When it comes to profiles of celebrity icons, nobody does it better than the writers and producers of American Masters.
The program, which aired nationally on Friday, is well worth the wait for WNED-TV viewers at 9:30 tonight even though it is somewhat disappointing that Hamisch's role in Buffalo is never mentioned.
Using television clips and interviews with Hamlisch's diverse group of friends, family members and admirers, "What He Did for Love" is a joyous and moving tribute to the child prodigy who played for Judy Garland early in his life, won three Oscars on the same night before he was 30 and earned a Pulitzer Prize for his collaboration with Buffalo native Michael Bennett on "A Chorus Line."

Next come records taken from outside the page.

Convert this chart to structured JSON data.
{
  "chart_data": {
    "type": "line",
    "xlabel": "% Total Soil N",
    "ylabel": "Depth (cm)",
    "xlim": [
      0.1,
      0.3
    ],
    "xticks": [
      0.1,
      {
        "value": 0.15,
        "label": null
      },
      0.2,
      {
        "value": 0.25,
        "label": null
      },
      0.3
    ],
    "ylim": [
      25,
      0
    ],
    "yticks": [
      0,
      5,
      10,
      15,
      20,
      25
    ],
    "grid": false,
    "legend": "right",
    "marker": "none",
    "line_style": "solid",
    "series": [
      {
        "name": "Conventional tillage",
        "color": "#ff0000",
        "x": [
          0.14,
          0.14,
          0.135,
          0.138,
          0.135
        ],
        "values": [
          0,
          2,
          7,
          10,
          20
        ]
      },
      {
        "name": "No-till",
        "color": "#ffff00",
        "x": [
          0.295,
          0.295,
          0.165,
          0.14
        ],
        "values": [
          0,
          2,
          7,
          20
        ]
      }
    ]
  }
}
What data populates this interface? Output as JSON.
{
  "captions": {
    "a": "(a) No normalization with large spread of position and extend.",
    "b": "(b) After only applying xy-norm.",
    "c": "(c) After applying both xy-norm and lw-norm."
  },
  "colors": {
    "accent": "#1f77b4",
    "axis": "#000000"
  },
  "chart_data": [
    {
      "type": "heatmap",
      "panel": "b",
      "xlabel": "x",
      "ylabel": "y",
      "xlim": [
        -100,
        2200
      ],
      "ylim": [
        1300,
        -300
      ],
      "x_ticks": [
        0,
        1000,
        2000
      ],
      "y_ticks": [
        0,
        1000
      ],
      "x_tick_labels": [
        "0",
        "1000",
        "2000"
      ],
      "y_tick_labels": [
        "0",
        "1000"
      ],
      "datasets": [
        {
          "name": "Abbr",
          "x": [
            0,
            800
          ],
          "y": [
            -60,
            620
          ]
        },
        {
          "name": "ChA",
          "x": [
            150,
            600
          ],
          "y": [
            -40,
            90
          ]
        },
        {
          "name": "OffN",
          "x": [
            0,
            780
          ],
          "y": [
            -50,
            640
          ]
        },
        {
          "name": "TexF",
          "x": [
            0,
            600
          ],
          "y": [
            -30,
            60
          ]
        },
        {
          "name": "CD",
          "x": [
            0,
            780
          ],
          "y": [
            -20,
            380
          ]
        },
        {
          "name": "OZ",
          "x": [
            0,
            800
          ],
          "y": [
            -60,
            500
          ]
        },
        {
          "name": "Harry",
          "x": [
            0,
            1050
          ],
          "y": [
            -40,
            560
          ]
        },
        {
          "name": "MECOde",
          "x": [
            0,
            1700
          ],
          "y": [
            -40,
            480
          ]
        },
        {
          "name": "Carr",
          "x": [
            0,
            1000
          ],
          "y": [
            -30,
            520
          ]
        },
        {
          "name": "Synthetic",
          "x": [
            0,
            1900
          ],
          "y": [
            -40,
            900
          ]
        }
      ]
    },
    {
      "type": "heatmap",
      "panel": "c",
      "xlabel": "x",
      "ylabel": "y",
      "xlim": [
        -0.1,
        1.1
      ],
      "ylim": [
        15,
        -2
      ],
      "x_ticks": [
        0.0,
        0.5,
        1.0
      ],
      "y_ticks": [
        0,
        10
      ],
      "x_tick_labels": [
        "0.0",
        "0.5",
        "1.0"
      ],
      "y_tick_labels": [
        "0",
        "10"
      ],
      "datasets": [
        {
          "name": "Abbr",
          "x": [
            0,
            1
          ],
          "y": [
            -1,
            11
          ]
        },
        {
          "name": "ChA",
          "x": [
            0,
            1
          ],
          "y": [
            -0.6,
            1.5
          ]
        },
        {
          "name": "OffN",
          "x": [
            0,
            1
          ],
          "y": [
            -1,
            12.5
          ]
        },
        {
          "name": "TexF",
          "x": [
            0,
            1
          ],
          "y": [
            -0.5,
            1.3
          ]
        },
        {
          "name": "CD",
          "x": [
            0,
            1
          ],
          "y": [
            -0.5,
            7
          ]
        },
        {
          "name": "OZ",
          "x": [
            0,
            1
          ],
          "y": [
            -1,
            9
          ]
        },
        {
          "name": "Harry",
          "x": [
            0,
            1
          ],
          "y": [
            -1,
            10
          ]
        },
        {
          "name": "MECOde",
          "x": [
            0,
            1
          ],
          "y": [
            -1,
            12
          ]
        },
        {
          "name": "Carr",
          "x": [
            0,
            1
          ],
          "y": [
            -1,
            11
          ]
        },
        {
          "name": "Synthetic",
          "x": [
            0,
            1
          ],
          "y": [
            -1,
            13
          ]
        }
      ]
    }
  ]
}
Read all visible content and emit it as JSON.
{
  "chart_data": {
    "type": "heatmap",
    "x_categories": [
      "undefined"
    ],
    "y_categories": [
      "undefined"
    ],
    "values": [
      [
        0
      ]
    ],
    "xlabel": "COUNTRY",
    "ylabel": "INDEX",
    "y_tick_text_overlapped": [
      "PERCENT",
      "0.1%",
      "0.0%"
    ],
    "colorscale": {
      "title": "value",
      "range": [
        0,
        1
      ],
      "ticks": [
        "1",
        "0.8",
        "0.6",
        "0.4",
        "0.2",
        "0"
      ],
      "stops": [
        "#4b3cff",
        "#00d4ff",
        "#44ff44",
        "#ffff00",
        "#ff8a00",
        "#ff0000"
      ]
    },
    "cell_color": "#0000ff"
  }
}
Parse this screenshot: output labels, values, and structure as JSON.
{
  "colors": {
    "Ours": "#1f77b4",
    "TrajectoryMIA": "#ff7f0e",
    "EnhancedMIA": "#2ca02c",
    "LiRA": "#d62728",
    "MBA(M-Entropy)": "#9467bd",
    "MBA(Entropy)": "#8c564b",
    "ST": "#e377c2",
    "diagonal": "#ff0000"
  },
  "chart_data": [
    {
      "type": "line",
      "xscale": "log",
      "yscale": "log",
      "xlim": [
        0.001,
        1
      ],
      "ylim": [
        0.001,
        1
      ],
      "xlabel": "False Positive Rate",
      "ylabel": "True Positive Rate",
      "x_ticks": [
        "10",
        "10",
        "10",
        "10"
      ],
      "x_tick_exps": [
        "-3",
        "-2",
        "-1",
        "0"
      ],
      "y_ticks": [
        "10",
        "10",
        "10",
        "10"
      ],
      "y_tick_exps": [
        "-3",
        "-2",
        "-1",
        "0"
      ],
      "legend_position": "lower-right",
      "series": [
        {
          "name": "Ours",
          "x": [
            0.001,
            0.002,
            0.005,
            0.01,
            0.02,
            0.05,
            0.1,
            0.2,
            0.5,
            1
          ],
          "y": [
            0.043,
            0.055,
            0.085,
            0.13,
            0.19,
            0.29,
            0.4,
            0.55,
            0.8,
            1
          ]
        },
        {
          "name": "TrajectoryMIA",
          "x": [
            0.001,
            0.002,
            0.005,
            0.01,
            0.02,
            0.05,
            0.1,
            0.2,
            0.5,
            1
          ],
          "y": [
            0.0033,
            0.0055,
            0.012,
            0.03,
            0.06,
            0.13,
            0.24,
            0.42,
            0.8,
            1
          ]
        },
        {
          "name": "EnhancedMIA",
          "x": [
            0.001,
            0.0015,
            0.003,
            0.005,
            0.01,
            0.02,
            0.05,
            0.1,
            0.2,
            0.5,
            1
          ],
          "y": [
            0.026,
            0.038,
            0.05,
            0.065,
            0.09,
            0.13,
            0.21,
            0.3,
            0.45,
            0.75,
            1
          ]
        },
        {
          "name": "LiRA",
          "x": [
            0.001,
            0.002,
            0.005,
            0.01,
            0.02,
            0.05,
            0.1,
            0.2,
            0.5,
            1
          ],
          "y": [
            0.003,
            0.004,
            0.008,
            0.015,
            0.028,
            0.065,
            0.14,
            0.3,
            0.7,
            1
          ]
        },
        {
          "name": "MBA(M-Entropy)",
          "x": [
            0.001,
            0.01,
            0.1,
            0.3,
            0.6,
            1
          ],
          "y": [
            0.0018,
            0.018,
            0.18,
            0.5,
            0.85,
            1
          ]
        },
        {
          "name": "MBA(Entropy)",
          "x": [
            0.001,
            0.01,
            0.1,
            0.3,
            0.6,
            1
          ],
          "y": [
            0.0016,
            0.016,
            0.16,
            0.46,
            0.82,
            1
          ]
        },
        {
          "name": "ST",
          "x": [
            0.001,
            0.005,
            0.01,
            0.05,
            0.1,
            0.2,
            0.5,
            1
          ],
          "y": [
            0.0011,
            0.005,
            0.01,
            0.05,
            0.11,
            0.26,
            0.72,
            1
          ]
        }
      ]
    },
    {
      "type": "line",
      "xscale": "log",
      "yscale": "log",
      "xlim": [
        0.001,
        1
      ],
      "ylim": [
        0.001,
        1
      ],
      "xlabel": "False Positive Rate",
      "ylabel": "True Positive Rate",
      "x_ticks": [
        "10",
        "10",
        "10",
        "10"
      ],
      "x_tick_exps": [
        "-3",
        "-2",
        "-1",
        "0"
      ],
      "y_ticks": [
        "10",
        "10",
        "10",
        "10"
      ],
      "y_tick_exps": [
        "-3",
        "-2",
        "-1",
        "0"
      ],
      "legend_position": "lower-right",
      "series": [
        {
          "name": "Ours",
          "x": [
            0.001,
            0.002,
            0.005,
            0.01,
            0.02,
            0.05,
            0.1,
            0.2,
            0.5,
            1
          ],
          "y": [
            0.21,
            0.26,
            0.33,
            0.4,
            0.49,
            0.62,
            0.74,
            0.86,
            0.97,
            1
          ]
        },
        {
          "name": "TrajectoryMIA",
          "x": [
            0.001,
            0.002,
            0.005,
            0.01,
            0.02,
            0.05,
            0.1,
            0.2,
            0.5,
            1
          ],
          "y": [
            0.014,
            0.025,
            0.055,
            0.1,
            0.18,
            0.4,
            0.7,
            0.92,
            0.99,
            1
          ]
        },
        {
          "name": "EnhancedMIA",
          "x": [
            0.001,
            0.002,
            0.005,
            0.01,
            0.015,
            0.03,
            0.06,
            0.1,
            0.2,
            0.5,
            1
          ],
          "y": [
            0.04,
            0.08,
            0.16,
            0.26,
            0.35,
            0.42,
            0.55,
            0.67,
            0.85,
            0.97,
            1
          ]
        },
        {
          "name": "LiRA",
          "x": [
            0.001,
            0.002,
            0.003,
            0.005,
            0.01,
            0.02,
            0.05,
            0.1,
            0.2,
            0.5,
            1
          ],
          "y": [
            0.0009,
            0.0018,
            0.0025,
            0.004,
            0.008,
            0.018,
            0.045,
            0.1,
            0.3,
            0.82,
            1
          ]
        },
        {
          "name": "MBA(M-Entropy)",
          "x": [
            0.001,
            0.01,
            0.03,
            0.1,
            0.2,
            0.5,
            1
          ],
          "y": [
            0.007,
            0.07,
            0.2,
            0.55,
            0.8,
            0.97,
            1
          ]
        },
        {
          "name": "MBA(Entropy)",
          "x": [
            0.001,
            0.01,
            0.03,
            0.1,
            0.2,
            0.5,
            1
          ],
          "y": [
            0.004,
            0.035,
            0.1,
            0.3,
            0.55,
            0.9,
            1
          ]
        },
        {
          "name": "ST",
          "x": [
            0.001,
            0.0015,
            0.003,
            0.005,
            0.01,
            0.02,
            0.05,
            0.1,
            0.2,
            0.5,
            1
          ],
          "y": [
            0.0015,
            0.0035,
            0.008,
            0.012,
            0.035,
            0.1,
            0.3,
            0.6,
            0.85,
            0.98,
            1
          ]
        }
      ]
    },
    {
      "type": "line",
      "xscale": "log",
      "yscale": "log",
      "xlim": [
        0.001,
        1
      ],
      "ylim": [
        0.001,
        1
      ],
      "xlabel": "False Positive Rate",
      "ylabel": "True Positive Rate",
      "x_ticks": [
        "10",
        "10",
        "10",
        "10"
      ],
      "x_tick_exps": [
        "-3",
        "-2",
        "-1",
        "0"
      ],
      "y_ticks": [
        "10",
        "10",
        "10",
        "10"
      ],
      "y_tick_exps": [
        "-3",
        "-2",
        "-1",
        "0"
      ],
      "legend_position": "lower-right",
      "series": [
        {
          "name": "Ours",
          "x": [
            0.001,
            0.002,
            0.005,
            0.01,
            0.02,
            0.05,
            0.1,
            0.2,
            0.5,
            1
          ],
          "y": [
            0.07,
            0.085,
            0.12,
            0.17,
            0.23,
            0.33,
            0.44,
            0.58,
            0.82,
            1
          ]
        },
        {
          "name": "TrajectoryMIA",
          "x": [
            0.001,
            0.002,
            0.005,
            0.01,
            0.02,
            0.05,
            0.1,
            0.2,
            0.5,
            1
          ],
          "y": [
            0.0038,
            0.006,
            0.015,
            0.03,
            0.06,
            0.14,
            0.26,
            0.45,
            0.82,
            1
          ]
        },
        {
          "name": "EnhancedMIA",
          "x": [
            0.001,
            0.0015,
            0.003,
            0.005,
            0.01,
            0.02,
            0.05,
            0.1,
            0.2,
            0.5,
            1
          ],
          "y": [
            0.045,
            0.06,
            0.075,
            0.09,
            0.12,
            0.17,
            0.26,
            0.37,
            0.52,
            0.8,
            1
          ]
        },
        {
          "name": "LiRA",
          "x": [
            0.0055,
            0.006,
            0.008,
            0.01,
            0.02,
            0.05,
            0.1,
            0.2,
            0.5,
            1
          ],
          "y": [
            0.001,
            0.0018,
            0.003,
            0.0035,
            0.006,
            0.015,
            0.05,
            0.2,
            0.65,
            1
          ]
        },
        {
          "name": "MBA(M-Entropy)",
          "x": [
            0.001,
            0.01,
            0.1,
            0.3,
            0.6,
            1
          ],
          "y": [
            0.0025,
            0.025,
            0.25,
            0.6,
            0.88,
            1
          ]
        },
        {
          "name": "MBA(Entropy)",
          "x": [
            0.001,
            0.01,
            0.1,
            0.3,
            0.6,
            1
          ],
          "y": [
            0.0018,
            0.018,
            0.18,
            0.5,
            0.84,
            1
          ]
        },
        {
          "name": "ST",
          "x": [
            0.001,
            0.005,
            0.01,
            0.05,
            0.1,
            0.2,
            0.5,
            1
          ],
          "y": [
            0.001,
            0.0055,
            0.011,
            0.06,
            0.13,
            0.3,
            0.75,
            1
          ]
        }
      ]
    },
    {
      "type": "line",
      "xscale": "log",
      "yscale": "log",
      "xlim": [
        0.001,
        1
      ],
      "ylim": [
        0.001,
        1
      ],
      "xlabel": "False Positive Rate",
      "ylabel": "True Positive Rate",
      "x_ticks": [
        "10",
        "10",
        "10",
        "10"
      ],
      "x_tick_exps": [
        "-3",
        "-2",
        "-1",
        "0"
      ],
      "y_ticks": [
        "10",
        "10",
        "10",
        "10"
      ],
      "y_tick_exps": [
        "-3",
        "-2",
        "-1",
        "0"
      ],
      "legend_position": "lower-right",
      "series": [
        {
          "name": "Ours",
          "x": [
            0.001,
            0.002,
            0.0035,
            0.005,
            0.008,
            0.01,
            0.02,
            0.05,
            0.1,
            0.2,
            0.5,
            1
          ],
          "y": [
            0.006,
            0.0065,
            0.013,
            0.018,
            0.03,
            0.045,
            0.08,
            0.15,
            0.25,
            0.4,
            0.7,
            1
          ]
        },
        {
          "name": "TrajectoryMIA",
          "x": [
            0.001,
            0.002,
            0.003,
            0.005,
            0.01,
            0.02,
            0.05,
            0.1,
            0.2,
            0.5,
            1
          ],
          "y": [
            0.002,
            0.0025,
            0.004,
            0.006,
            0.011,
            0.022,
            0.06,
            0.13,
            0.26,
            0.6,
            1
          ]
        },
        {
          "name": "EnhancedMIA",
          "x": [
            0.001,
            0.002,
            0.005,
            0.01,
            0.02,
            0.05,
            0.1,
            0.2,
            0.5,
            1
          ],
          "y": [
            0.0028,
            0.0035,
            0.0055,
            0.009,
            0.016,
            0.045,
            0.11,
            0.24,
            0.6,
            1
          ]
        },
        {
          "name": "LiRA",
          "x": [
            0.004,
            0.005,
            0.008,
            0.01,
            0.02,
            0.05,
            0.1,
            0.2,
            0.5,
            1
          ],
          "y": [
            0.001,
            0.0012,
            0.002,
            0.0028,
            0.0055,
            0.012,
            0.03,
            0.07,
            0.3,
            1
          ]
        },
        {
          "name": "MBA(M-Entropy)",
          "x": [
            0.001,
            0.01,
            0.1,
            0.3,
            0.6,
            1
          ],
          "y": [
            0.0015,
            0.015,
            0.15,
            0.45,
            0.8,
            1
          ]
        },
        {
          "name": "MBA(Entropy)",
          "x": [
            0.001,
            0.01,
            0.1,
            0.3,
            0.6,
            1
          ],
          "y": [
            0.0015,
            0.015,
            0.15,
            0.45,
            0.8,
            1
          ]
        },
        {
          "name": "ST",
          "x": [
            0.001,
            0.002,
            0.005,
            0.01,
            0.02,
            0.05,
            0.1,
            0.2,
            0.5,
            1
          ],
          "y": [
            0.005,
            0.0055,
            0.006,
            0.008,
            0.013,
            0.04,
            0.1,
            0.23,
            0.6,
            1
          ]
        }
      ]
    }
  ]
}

If you're a regular reader of this blog, you probably know I was predisposed to love the program since I am a big Broadway musical fan. Just this week, I saw the premiere of the biographical Carole King musical, "Beautiful," that currently is playing in previews in the Stephen Sondheim Theatre. (Mini-review: Loved the music, the story not so much.)
But the high expectations for the Hamlisch program were exceeded because of the storytelling ability of Hamlisch and his friends.
In his multiple interviews with famous TV talk show hosts, Hamlisch explained his writing process and illustrated why his sense of humor would have made a career playing classical music too confining.
One of the other highlights comes from singer Carly Simon, who is best known for singing the theme song of "Nobody Does It Better" written by Hamlisch for the James Bond movie "The Spy Who Loved Me."
Simon remembered listening to Hamisch play the piano for a group of musical friends for hours in his New York home during the famous 1977 New York City blackout.
If you’'re staying at home on New Year’s Eve, there might not be a better way to enjoy the evening than watching Hamlisch at the piano playing and singing his songs along with his famous friends.